Many members of the forex community are speculating the sudden announcement stems from the spike in interest in CFD and forex trading since the outbreak of COVID-19. In March during the peak of the pandemic, Australian CFD and retail traders lost a staggering $428 million in a single week, with over 5,000 traders entering negative balances amounting to -$ 4million.

Intending to reduce the losses retail traders are facing, three major changes to forex trading rules will come into play from March 2021. Following the European model, ASIC will require regulated brokers to enforce level caps, increase investor protections, and not use promotions to induce customers. 

Change 1: Reduced Maximum Leverage 

Currently, Australian brokers can offer retail traders leverage up to 500:1 when they are trading major forex pairs. While high leverage enables traders to enter larger positions than they would be able to otherwise, the high risk of trading is increased significantly as both profits and losses are magnified. As of next year, ASIC regulated brokers will be obliged to cap forex leverage at 30:1 for major currency pairs and 20:1 for minor and exotic FX pairs. 

Change 2: Investor Protection Policies 

Although certain Australian brokers offer negative balance protection as a risk management policy, it is not currently required by law.
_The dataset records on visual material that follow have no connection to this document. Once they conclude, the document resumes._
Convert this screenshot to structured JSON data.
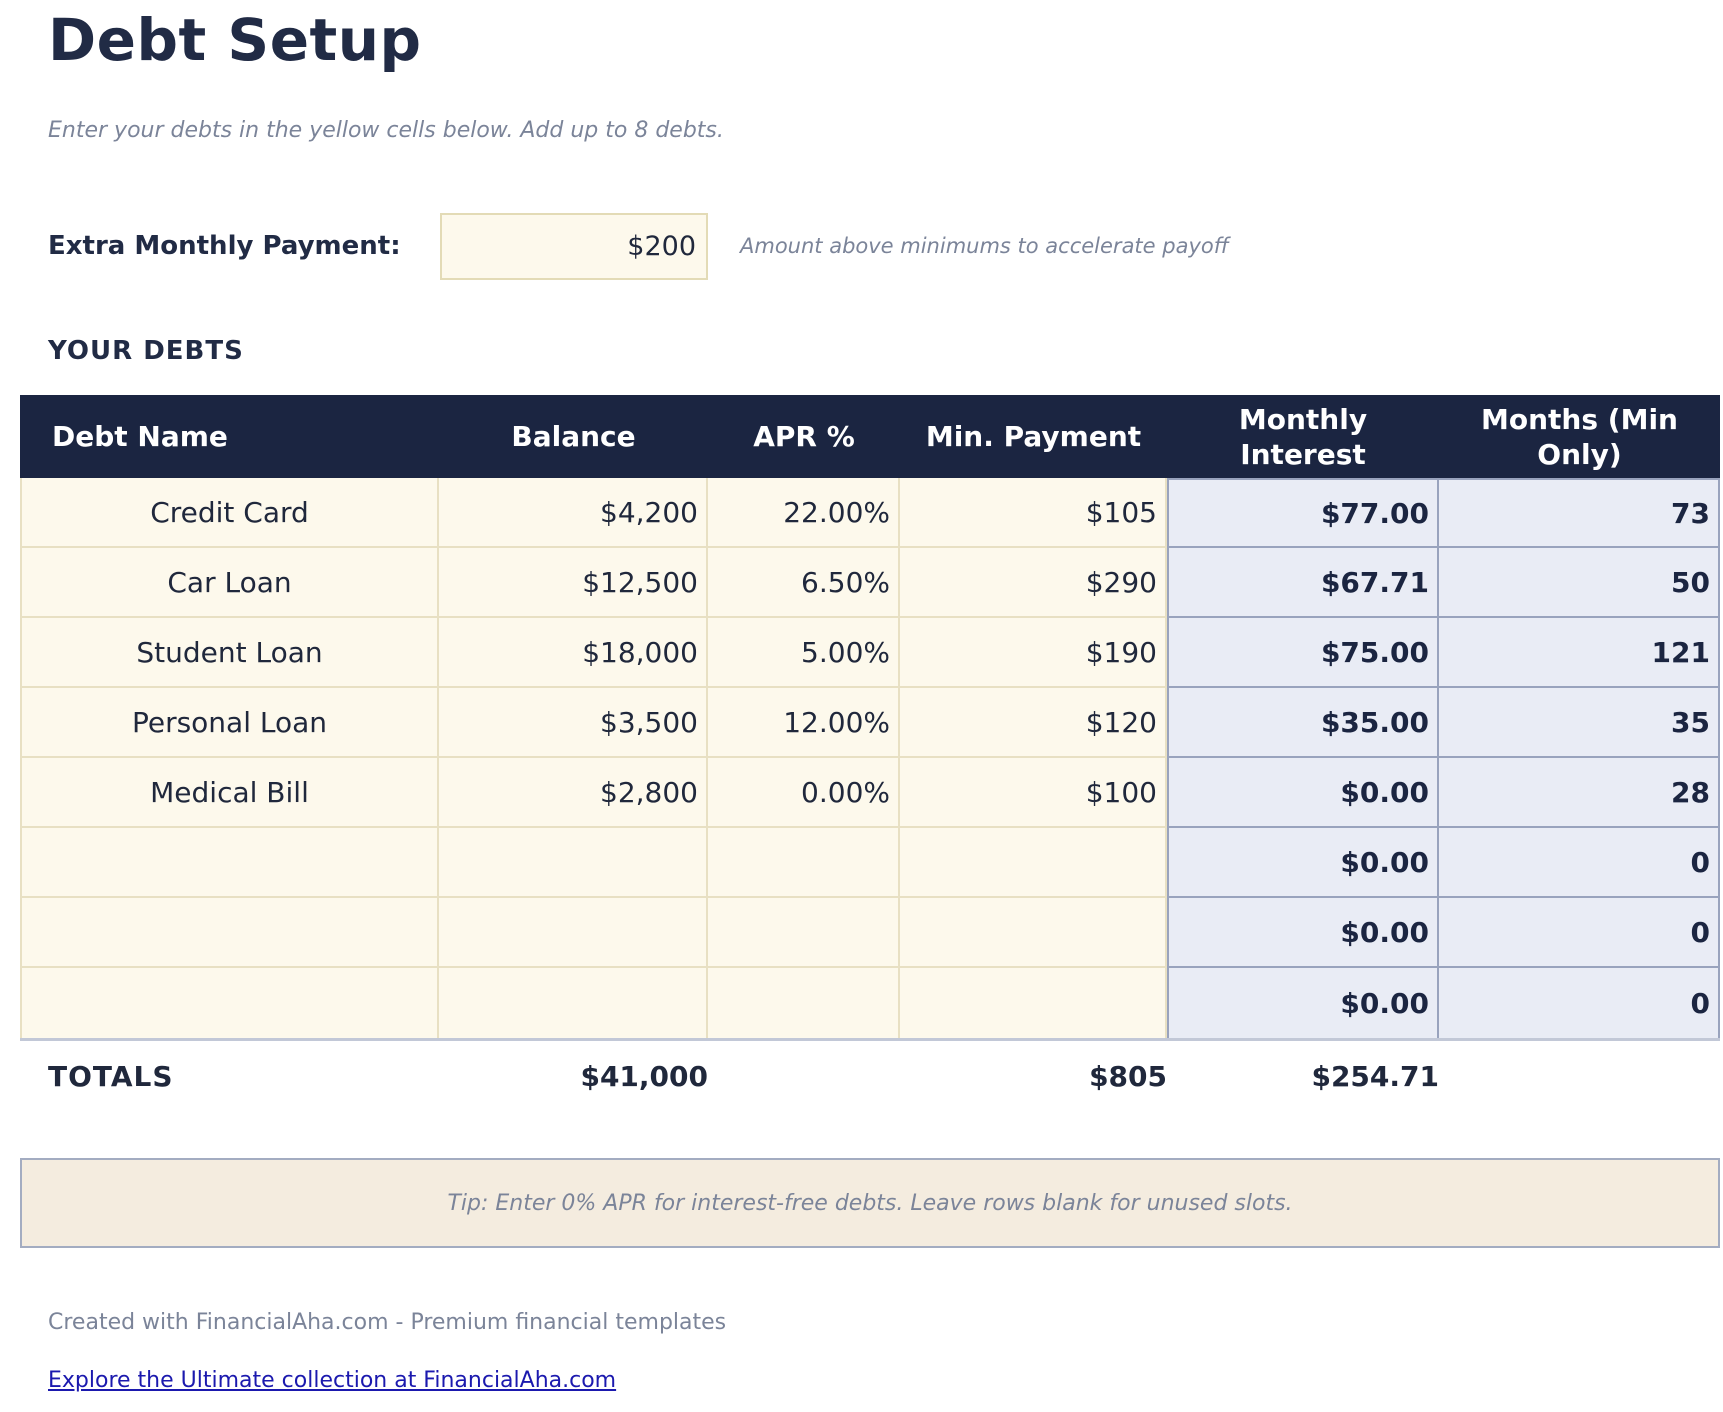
{
  "page": {
    "title": "Debt Setup",
    "subtitle": "Enter your debts in the yellow cells below. Add up to 8 debts.",
    "extra_payment": {
      "label": "Extra Monthly Payment:",
      "value": "$200",
      "note": "Amount above minimums to accelerate payoff"
    },
    "section_heading": "YOUR DEBTS",
    "table": {
      "columns": [
        "Debt Name",
        "Balance",
        "APR %",
        "Min. Payment",
        "Monthly Interest",
        "Months (Min Only)"
      ],
      "rows": [
        [
          "Credit Card",
          "$4,200",
          "22.00%",
          "$105",
          "$77.00",
          "73"
        ],
        [
          "Car Loan",
          "$12,500",
          "6.50%",
          "$290",
          "$67.71",
          "50"
        ],
        [
          "Student Loan",
          "$18,000",
          "5.00%",
          "$190",
          "$75.00",
          "121"
        ],
        [
          "Personal Loan",
          "$3,500",
          "12.00%",
          "$120",
          "$35.00",
          "35"
        ],
        [
          "Medical Bill",
          "$2,800",
          "0.00%",
          "$100",
          "$0.00",
          "28"
        ],
        [
          "",
          "",
          "",
          "",
          "$0.00",
          "0"
        ],
        [
          "",
          "",
          "",
          "",
          "$0.00",
          "0"
        ],
        [
          "",
          "",
          "",
          "",
          "$0.00",
          "0"
        ]
      ],
      "totals": {
        "label": "TOTALS",
        "balance": "$41,000",
        "min_payment": "$805",
        "monthly_interest": "$254.71"
      }
    },
    "tip": "Tip: Enter 0% APR for interest-free debts. Leave rows blank for unused slots.",
    "footer": {
      "credit": "Created with FinancialAha.com - Premium financial templates",
      "link": "Explore the Ultimate collection at FinancialAha.com"
    },
    "colors": {
      "header_navy": "#1b2541",
      "input_cell_bg": "#fdf9ec",
      "input_cell_border": "#e8e0c3",
      "computed_cell_bg": "#e9ecf5",
      "computed_cell_border": "#99a3bd",
      "tip_bg": "#f4ecdf",
      "link_blue": "#1b19ae",
      "muted_text": "#7b8499"
    }
  }
}
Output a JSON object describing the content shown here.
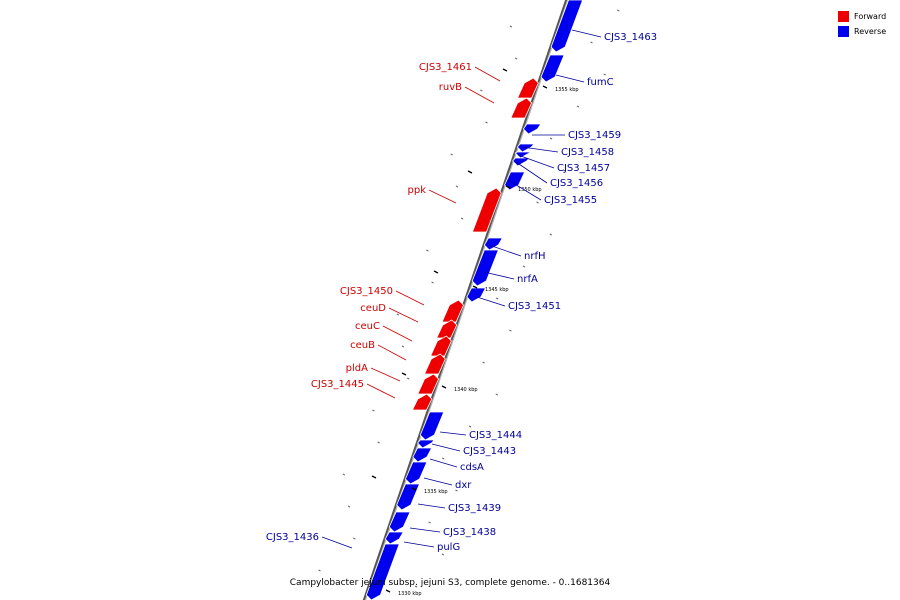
{
  "caption": "Campylobacter jejuni subsp. jejuni S3, complete genome. - 0..1681364",
  "legend": [
    {
      "label": "Forward",
      "color": "#ee0000"
    },
    {
      "label": "Reverse",
      "color": "#0000ee"
    }
  ],
  "colors": {
    "forward": "#ee0000",
    "reverse": "#0000ee",
    "axis": "#555555",
    "forward_label": "#cc0000",
    "reverse_label": "#000099"
  },
  "ruler_labels": [
    "1355 kbp",
    "1350 kbp",
    "1345 kbp",
    "1340 kbp",
    "1335 kbp",
    "1330 kbp"
  ],
  "genes": [
    {
      "name": "CJS3_1463",
      "strand": "reverse"
    },
    {
      "name": "fumC",
      "strand": "reverse"
    },
    {
      "name": "CJS3_1461",
      "strand": "forward"
    },
    {
      "name": "ruvB",
      "strand": "forward"
    },
    {
      "name": "CJS3_1459",
      "strand": "reverse"
    },
    {
      "name": "CJS3_1458",
      "strand": "reverse"
    },
    {
      "name": "CJS3_1457",
      "strand": "reverse"
    },
    {
      "name": "CJS3_1456",
      "strand": "reverse"
    },
    {
      "name": "CJS3_1455",
      "strand": "reverse"
    },
    {
      "name": "ppk",
      "strand": "forward"
    },
    {
      "name": "nrfH",
      "strand": "reverse"
    },
    {
      "name": "nrfA",
      "strand": "reverse"
    },
    {
      "name": "CJS3_1451",
      "strand": "reverse"
    },
    {
      "name": "CJS3_1450",
      "strand": "forward"
    },
    {
      "name": "ceuD",
      "strand": "forward"
    },
    {
      "name": "ceuC",
      "strand": "forward"
    },
    {
      "name": "ceuB",
      "strand": "forward"
    },
    {
      "name": "pldA",
      "strand": "forward"
    },
    {
      "name": "CJS3_1445",
      "strand": "forward"
    },
    {
      "name": "CJS3_1444",
      "strand": "reverse"
    },
    {
      "name": "CJS3_1443",
      "strand": "reverse"
    },
    {
      "name": "cdsA",
      "strand": "reverse"
    },
    {
      "name": "dxr",
      "strand": "reverse"
    },
    {
      "name": "CJS3_1439",
      "strand": "reverse"
    },
    {
      "name": "CJS3_1438",
      "strand": "reverse"
    },
    {
      "name": "pulG",
      "strand": "reverse"
    },
    {
      "name": "CJS3_1436",
      "strand": "reverse"
    }
  ]
}
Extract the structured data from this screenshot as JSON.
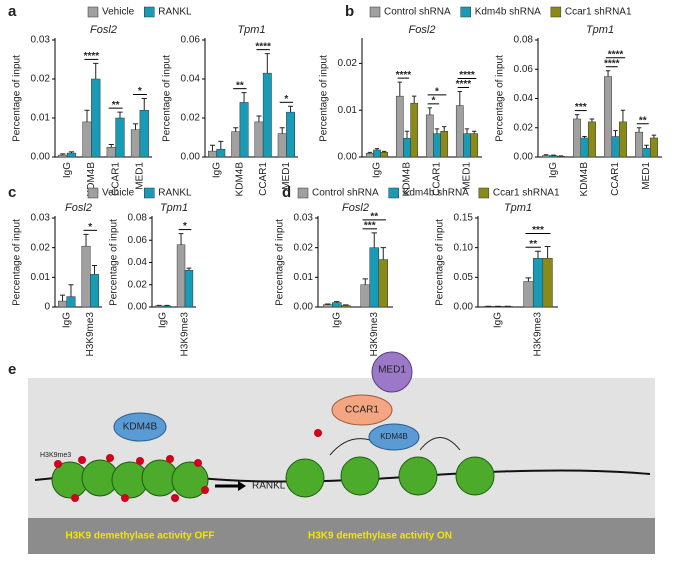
{
  "chart_data": [
    {
      "type": "bar",
      "panel": "a",
      "title": "Fosl2",
      "ylabel": "Percentage of input",
      "categories": [
        "IgG",
        "KDM4B",
        "CCAR1",
        "MED1"
      ],
      "series": [
        {
          "name": "Vehicle",
          "color": "#a0a0a0",
          "values": [
            0.0005,
            0.009,
            0.0025,
            0.007
          ],
          "errors": [
            0.0003,
            0.003,
            0.0007,
            0.0015
          ]
        },
        {
          "name": "RANKL",
          "color": "#1a9bb5",
          "values": [
            0.001,
            0.02,
            0.01,
            0.012
          ],
          "errors": [
            0.0003,
            0.004,
            0.0015,
            0.003
          ]
        }
      ],
      "ylim": [
        0,
        0.03
      ],
      "yticks": [
        {
          "value": 0,
          "label": "0.00"
        },
        0.01,
        0.02,
        0.03
      ],
      "annotations": [
        {
          "text": "****",
          "category": 1
        },
        {
          "text": "**",
          "category": 2
        },
        {
          "text": "*",
          "category": 3
        }
      ]
    },
    {
      "type": "bar",
      "title": "Tpm1",
      "ylabel": "Percentage of input",
      "categories": [
        "IgG",
        "KDM4B",
        "CCAR1",
        "MED1"
      ],
      "series": [
        {
          "color": "#a0a0a0",
          "values": [
            0.003,
            0.013,
            0.018,
            0.012
          ],
          "errors": [
            0.003,
            0.002,
            0.003,
            0.003
          ]
        },
        {
          "color": "#1a9bb5",
          "values": [
            0.004,
            0.028,
            0.043,
            0.023
          ],
          "errors": [
            0.004,
            0.005,
            0.01,
            0.003
          ]
        }
      ],
      "ylim": [
        0,
        0.06
      ],
      "yticks": [
        {
          "value": 0,
          "label": "0.00"
        },
        0.02,
        0.04,
        0.06
      ],
      "annotations": [
        {
          "text": "**",
          "category": 1
        },
        {
          "text": "****",
          "category": 2
        },
        {
          "text": "*",
          "category": 3
        }
      ]
    },
    {
      "type": "bar",
      "panel": "b",
      "title": "Fosl2",
      "ylabel": "Percentage of input",
      "categories": [
        "IgG",
        "KDM4B",
        "CCAR1",
        "MED1"
      ],
      "series": [
        {
          "name": "Control shRNA",
          "color": "#a0a0a0",
          "values": [
            0.0008,
            0.013,
            0.009,
            0.011
          ],
          "errors": [
            0.0002,
            0.003,
            0.0015,
            0.003
          ]
        },
        {
          "name": "Kdm4b shRNA",
          "color": "#1a9bb5",
          "values": [
            0.0015,
            0.004,
            0.005,
            0.005
          ],
          "errors": [
            0.0003,
            0.0015,
            0.001,
            0.001
          ]
        },
        {
          "name": "Ccar1 shRNA1",
          "color": "#8a8a1a",
          "values": [
            0.001,
            0.0115,
            0.0055,
            0.005
          ],
          "errors": [
            0.0002,
            0.0015,
            0.001,
            0.0005
          ]
        }
      ],
      "ylim": [
        0,
        0.025
      ],
      "yticks": [
        {
          "value": 0,
          "label": "0.00"
        },
        0.01,
        0.02
      ],
      "annotations": [
        {
          "text": "****",
          "category": 1,
          "compare": [
            0,
            1
          ]
        },
        {
          "text": "*",
          "category": 2,
          "compare": [
            0,
            1
          ]
        },
        {
          "text": "*",
          "category": 2,
          "compare": [
            0,
            2
          ]
        },
        {
          "text": "****",
          "category": 3,
          "compare": [
            0,
            1
          ]
        },
        {
          "text": "****",
          "category": 3,
          "compare": [
            0,
            2
          ]
        }
      ]
    },
    {
      "type": "bar",
      "title": "Tpm1",
      "ylabel": "Percentage of input",
      "categories": [
        "IgG",
        "KDM4B",
        "CCAR1",
        "MED1"
      ],
      "series": [
        {
          "color": "#a0a0a0",
          "values": [
            0.001,
            0.026,
            0.055,
            0.017
          ],
          "errors": [
            0.0005,
            0.003,
            0.004,
            0.003
          ]
        },
        {
          "color": "#1a9bb5",
          "values": [
            0.001,
            0.013,
            0.014,
            0.006
          ],
          "errors": [
            0.0003,
            0.001,
            0.004,
            0.002
          ]
        },
        {
          "color": "#8a8a1a",
          "values": [
            0.0005,
            0.024,
            0.024,
            0.013
          ],
          "errors": [
            0.0003,
            0.002,
            0.008,
            0.002
          ]
        }
      ],
      "ylim": [
        0,
        0.08
      ],
      "yticks": [
        {
          "value": 0,
          "label": "0.00"
        },
        0.02,
        0.04,
        0.06,
        0.08
      ],
      "annotations": [
        {
          "text": "***",
          "category": 1,
          "compare": [
            0,
            1
          ]
        },
        {
          "text": "****",
          "category": 2,
          "compare": [
            0,
            1
          ]
        },
        {
          "text": "****",
          "category": 2,
          "compare": [
            0,
            2
          ]
        },
        {
          "text": "**",
          "category": 3,
          "compare": [
            0,
            1
          ]
        }
      ]
    },
    {
      "type": "bar",
      "panel": "c",
      "title": "Fosl2",
      "ylabel": "Percentage of input",
      "categories": [
        "IgG",
        "H3K9me3"
      ],
      "series": [
        {
          "name": "Vehicle",
          "color": "#a0a0a0",
          "values": [
            0.002,
            0.0205
          ],
          "errors": [
            0.002,
            0.004
          ]
        },
        {
          "name": "RANKL",
          "color": "#1a9bb5",
          "values": [
            0.0035,
            0.011
          ],
          "errors": [
            0.004,
            0.003
          ]
        }
      ],
      "ylim": [
        0,
        0.03
      ],
      "yticks": [
        0,
        0.01,
        0.02,
        0.03
      ],
      "annotations": [
        {
          "text": "*",
          "category": 1
        }
      ]
    },
    {
      "type": "bar",
      "title": "Tpm1",
      "ylabel": "Percentage of input",
      "categories": [
        "IgG",
        "H3K9me3"
      ],
      "series": [
        {
          "color": "#a0a0a0",
          "values": [
            0.001,
            0.056
          ],
          "errors": [
            0.0005,
            0.01
          ]
        },
        {
          "color": "#1a9bb5",
          "values": [
            0.001,
            0.033
          ],
          "errors": [
            0.0005,
            0.002
          ]
        }
      ],
      "ylim": [
        0,
        0.08
      ],
      "yticks": [
        {
          "value": 0,
          "label": "0.00"
        },
        0.02,
        0.04,
        0.06,
        0.08
      ],
      "annotations": [
        {
          "text": "*",
          "category": 1
        }
      ]
    },
    {
      "type": "bar",
      "panel": "d",
      "title": "Fosl2",
      "ylabel": "Percentage of input",
      "categories": [
        "IgG",
        "H3K9me3"
      ],
      "series": [
        {
          "name": "Control shRNA",
          "color": "#a0a0a0",
          "values": [
            0.0008,
            0.0075
          ],
          "errors": [
            0.0002,
            0.002
          ]
        },
        {
          "name": "Kdm4b shRNA",
          "color": "#1a9bb5",
          "values": [
            0.0015,
            0.02
          ],
          "errors": [
            0.0003,
            0.005
          ]
        },
        {
          "name": "Ccar1 shRNA1",
          "color": "#8a8a1a",
          "values": [
            0.0005,
            0.016
          ],
          "errors": [
            0.0002,
            0.004
          ]
        }
      ],
      "ylim": [
        0,
        0.03
      ],
      "yticks": [
        {
          "value": 0,
          "label": "0.00"
        },
        0.01,
        0.02,
        0.03
      ],
      "annotations": [
        {
          "text": "***",
          "category": 1,
          "compare": [
            0,
            1
          ]
        },
        {
          "text": "**",
          "category": 1,
          "compare": [
            0,
            2
          ]
        }
      ]
    },
    {
      "type": "bar",
      "title": "Tpm1",
      "ylabel": "Percentage of input",
      "categories": [
        "IgG",
        "H3K9me3"
      ],
      "series": [
        {
          "color": "#a0a0a0",
          "values": [
            0.001,
            0.043
          ],
          "errors": [
            0.0003,
            0.006
          ]
        },
        {
          "color": "#1a9bb5",
          "values": [
            0.001,
            0.082
          ],
          "errors": [
            0.0003,
            0.012
          ]
        },
        {
          "color": "#8a8a1a",
          "values": [
            0.001,
            0.082
          ],
          "errors": [
            0.0003,
            0.02
          ]
        }
      ],
      "ylim": [
        0,
        0.15
      ],
      "yticks": [
        {
          "value": 0,
          "label": "0.00"
        },
        0.05,
        {
          "value": 0.1,
          "label": "0.10"
        },
        0.15
      ],
      "annotations": [
        {
          "text": "**",
          "category": 1,
          "compare": [
            0,
            1
          ]
        },
        {
          "text": "***",
          "category": 1,
          "compare": [
            0,
            2
          ]
        }
      ]
    }
  ],
  "diagram": {
    "panel": "e",
    "free_protein": "KDM4B",
    "mark": "H3K9me3",
    "stimulus": "RANKL",
    "complex": [
      "MED1",
      "CCAR1",
      "KDM4B"
    ],
    "state_off": "H3K9 demethylase activity OFF",
    "state_on": "H3K9 demethylase activity ON"
  }
}
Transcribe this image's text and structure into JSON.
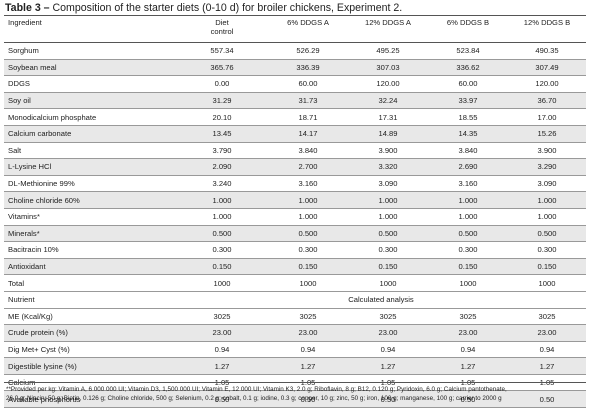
{
  "caption": {
    "label": "Table 3 –",
    "text": " Composition of the starter diets (0-10 d) for broiler chickens, Experiment 2."
  },
  "header": {
    "ingredient": "Ingredient",
    "diet_line1": "Diet",
    "diet_line2": "control",
    "col2": "6% DDGS A",
    "col3": "12% DDGS A",
    "col4": "6% DDGS B",
    "col5": "12% DDGS B"
  },
  "ingredients": [
    {
      "name": "Sorghum",
      "values": [
        "557.34",
        "526.29",
        "495.25",
        "523.84",
        "490.35"
      ]
    },
    {
      "name": "Soybean meal",
      "values": [
        "365.76",
        "336.39",
        "307.03",
        "336.62",
        "307.49"
      ]
    },
    {
      "name": "DDGS",
      "values": [
        "0.00",
        "60.00",
        "120.00",
        "60.00",
        "120.00"
      ]
    },
    {
      "name": "Soy oil",
      "values": [
        "31.29",
        "31.73",
        "32.24",
        "33.97",
        "36.70"
      ]
    },
    {
      "name": "Monodicalcium phosphate",
      "values": [
        "20.10",
        "18.71",
        "17.31",
        "18.55",
        "17.00"
      ]
    },
    {
      "name": "Calcium carbonate",
      "values": [
        "13.45",
        "14.17",
        "14.89",
        "14.35",
        "15.26"
      ]
    },
    {
      "name": "Salt",
      "values": [
        "3.790",
        "3.840",
        "3.900",
        "3.840",
        "3.900"
      ]
    },
    {
      "name": "L-Lysine HCl",
      "values": [
        "2.090",
        "2.700",
        "3.320",
        "2.690",
        "3.290"
      ]
    },
    {
      "name": "DL-Methionine 99%",
      "values": [
        "3.240",
        "3.160",
        "3.090",
        "3.160",
        "3.090"
      ]
    },
    {
      "name": "Choline chloride 60%",
      "values": [
        "1.000",
        "1.000",
        "1.000",
        "1.000",
        "1.000"
      ]
    },
    {
      "name": "Vitamins*",
      "values": [
        "1.000",
        "1.000",
        "1.000",
        "1.000",
        "1.000"
      ]
    },
    {
      "name": "Minerals*",
      "values": [
        "0.500",
        "0.500",
        "0.500",
        "0.500",
        "0.500"
      ]
    },
    {
      "name": "Bacitracin 10%",
      "values": [
        "0.300",
        "0.300",
        "0.300",
        "0.300",
        "0.300"
      ]
    },
    {
      "name": "Antioxidant",
      "values": [
        "0.150",
        "0.150",
        "0.150",
        "0.150",
        "0.150"
      ]
    },
    {
      "name": "Total",
      "values": [
        "1000",
        "1000",
        "1000",
        "1000",
        "1000"
      ]
    }
  ],
  "section": {
    "nutrient": "Nutrient",
    "calculated": "Calculated analysis"
  },
  "nutrients": [
    {
      "name": "ME (Kcal/Kg)",
      "values": [
        "3025",
        "3025",
        "3025",
        "3025",
        "3025"
      ]
    },
    {
      "name": "Crude protein (%)",
      "values": [
        "23.00",
        "23.00",
        "23.00",
        "23.00",
        "23.00"
      ]
    },
    {
      "name": "Dig Met+ Cyst (%)",
      "values": [
        "0.94",
        "0.94",
        "0.94",
        "0.94",
        "0.94"
      ]
    },
    {
      "name": "Digestible lysine (%)",
      "values": [
        "1.27",
        "1.27",
        "1.27",
        "1.27",
        "1.27"
      ]
    },
    {
      "name": "Calcium",
      "values": [
        "1.05",
        "1.05",
        "1.05",
        "1.05",
        "1.05"
      ]
    },
    {
      "name": "Available phosphorus",
      "values": [
        "0.50",
        "0.50",
        "0.50",
        "0.50",
        "0.50"
      ]
    }
  ],
  "footnote": {
    "line1": "**Provided per kg: Vitamin A, 6 000 000 UI; Vitamin D3, 1,500 000 UI; Vitamin E, 12 000 UI; Vitamin K3, 2.0 g; Riboflavin, 8 g; B12, 0.120 g; Pyridoxin, 6.0 g; Calcium pantothenate,",
    "line2": "26.0 g; Niacin, 50 g; Biotin, 0.126 g; Choline chloride, 500 g; Selenium, 0.2 g; cobalt, 0.1 g; iodine, 0.3 g; copper, 10 g; zinc, 50 g; iron, 100 g; manganese, 100 g; carrier to 2000 g"
  }
}
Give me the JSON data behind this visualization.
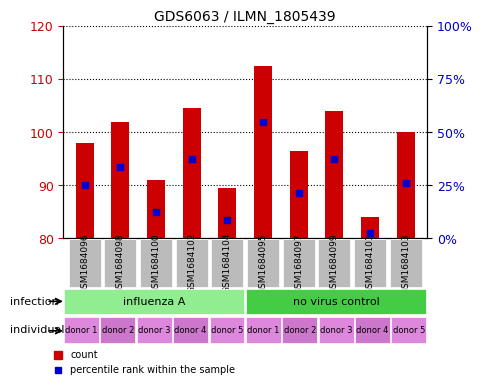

Following the UK’s Financial Conduct Authority’s (FCA) footsteps, all retail traders will be protected by negative balance protection from March onwards. The risk management policy ensures that if traders incur large losses, their trading accounts cannot be pushed into a negative balance that leaves them in debt to their broker. 

Change 3: Prohibited Promotions

To curb brokers inducing vulnerable individuals into opening and funding trading accounts without being aware of the risks, ASIC will prohibit certain promotional tactics. Discounted fees and trading for high-volume traders are acceptable, but brokers will not be able to offer gifts such as cash rebates, account credits, sign up bonuses or referral rewards. 

In the past, when major financial authorities such as the ESMA or FCA announced stricter CFD and forex regulation, the trading community often speculated that most traders will move to offshore brokers that offer a more relaxed trading environment. Yet, we’ve seen many traders in Europe, UK and now Australia welcome the increased investor protections. When the ESMA introduced similar regulatory changes in 2018, major UK brokers recorded a negligible reduction of 6.7% in net income due to the stricter rules decreasing trading volumes.

Many ASIC regulated brokers such as CMC Markets, IG and Plus500 have publically welcomed the tighter regulation in Australia, with Plus500 stating the changes are similar “in spirit and effect” to ESMA’s regulation. As Australia’s regulatory reputation aligns with the world’s leading financial hubs in Europe and the UK, most brokers do not believe there will be any substantial impact to traders, brokers or the Australian industry at large.